Going It Alone

by Carolyn Babcock, Ph.D.

It is pretty tough to get through hard times all by yourself – be they financial, emotional, spiritual or physical.   If your goals are not understood by others (or even worse, pose a threat), you can begin to sense a distance beginning to form between you and some of your friends, or even members of your family.  So you start rethinking those goals.  The demons of doubt visit you and your self-confidence can begin to erode away.  When do you stay true to your dreams, and when do you back away?

It is a dilemma indeed, and one that can be thrust upon you and catch you by surprise.  You assume that everyone will be rooting for you.  Unfortunately, it does not always work out that way.  If you have decided to train for a marathon, friends and family may be split about supporting you.  Some may be cheering you on with every milestone.  Others may question your decision from the time you buy your first pair of running shoes.  Or, maybe you are from a family that tends toward obesity, and you make the decision to maintain a normal weight.  Some family members may marvel at your success and ask your advice.  Others may begin to single out the traits of yours which they find disagreeable, and belittle you for those traits (when they are really threatened by your weight management).

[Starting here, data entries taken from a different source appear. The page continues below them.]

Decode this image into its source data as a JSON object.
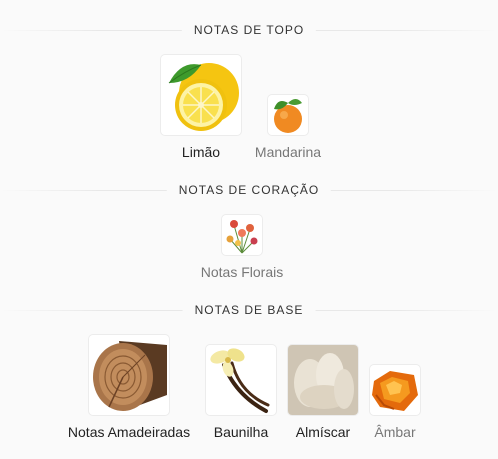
{
  "sections": [
    {
      "title": "NOTAS DE TOPO",
      "notes": [
        {
          "label": "Limão",
          "icon": "lemon-icon"
        },
        {
          "label": "Mandarina",
          "icon": "mandarin-icon"
        }
      ]
    },
    {
      "title": "NOTAS DE CORAÇÃO",
      "notes": [
        {
          "label": "Notas Florais",
          "icon": "flowers-icon"
        }
      ]
    },
    {
      "title": "NOTAS DE BASE",
      "notes": [
        {
          "label": "Notas Amadeiradas",
          "icon": "wood-icon"
        },
        {
          "label": "Baunilha",
          "icon": "vanilla-icon"
        },
        {
          "label": "Almíscar",
          "icon": "musk-icon"
        },
        {
          "label": "Âmbar",
          "icon": "amber-icon"
        }
      ]
    }
  ]
}
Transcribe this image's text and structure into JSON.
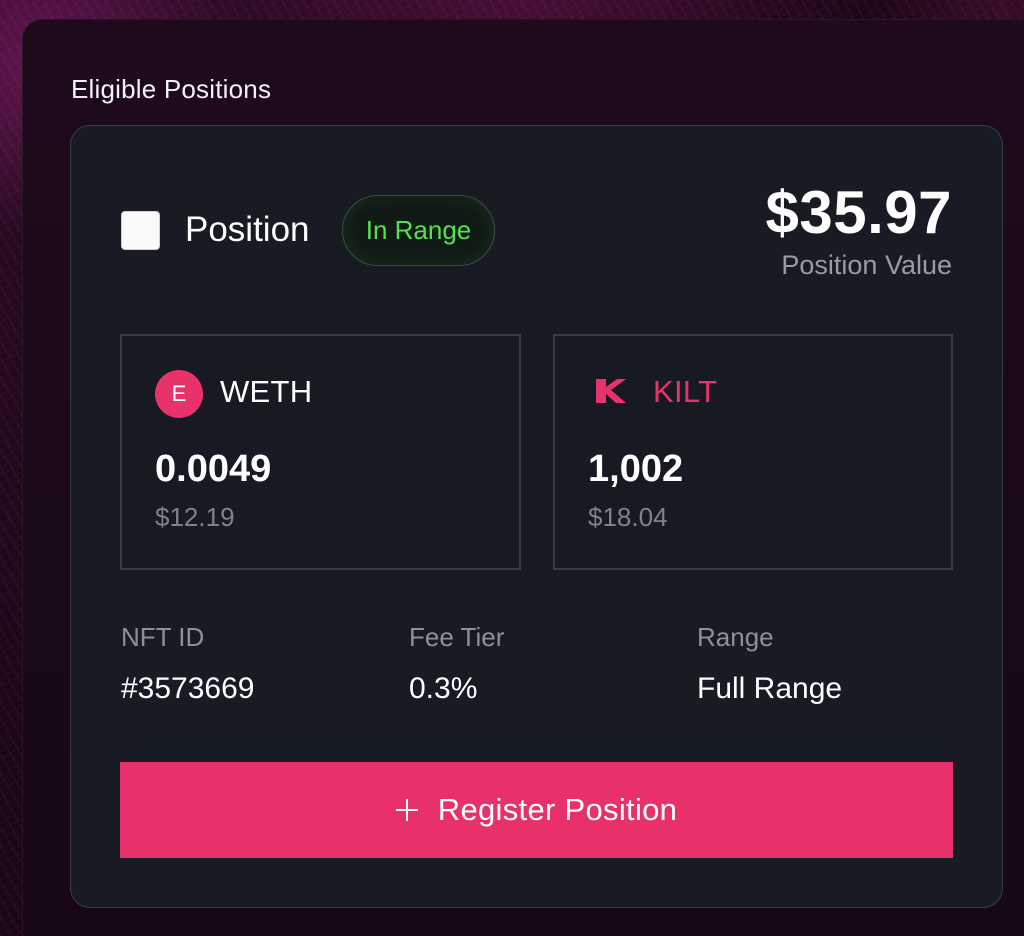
{
  "section": {
    "title": "Eligible Positions"
  },
  "position": {
    "label": "Position",
    "status_badge": "In Range",
    "value_amount": "$35.97",
    "value_label": "Position Value"
  },
  "tokens": [
    {
      "symbol": "WETH",
      "icon": "weth-token-icon",
      "icon_letter": "E",
      "amount": "0.0049",
      "usd": "$12.19",
      "color": "#e8336a"
    },
    {
      "symbol": "KILT",
      "icon": "kilt-token-icon",
      "amount": "1,002",
      "usd": "$18.04",
      "color": "#e8336a"
    }
  ],
  "stats": {
    "nft_id": {
      "label": "NFT ID",
      "value": "#3573669"
    },
    "fee_tier": {
      "label": "Fee Tier",
      "value": "0.3%"
    },
    "range": {
      "label": "Range",
      "value": "Full Range"
    }
  },
  "actions": {
    "register_label": "Register Position",
    "register_icon": "plus-icon"
  },
  "colors": {
    "accent": "#e8306a",
    "in_range": "#53e24f",
    "card_bg": "#181b24"
  }
}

What if you decided to return to college?  This decision could impact your circle of friends and family even more than running a marathon, maintaining weight or quitting smoking.  A goal of returning to school requires a different type of commitment.  It requires you to go outside your comfort zone.  In the process, you begin to change as you achieve goals along the way (e.g. completed courses) and absorb new knowledge and hone your critical thinking skills.  Your friends and family may think you “talk differently.”  I know of one person who, upon completing his educational goals was chided by a family member for “trying to be an intellectual.”

So what do you do?  First, “follow your gut.”  If you want to pursue a lifelong dream, you should do it.  Second, it is your life.  Only you live with you 24 hours a day.  Only you are inside your head wondering about the future and, perhaps, wishing you had made different decisions in the past.  Think of it this way, you can never regret achieving a goal, but you may regret not trying.  And, what if some friends and family members do distance themselves?  Remember, their problem with your goals is not your problem.  Often non-supportive friends and family are being non-supportive for other underlying reasons.

Finally, you should seek out those people who do encourage you.  It is easy to focus on those who do not understand your dreams, especially if they are your siblings, your best friend, or even your parents.  Align yourself with positive people.  Hopefully, in time, the ones who have stayed away will see how happy and accomplished you are, and will start coming back into your life.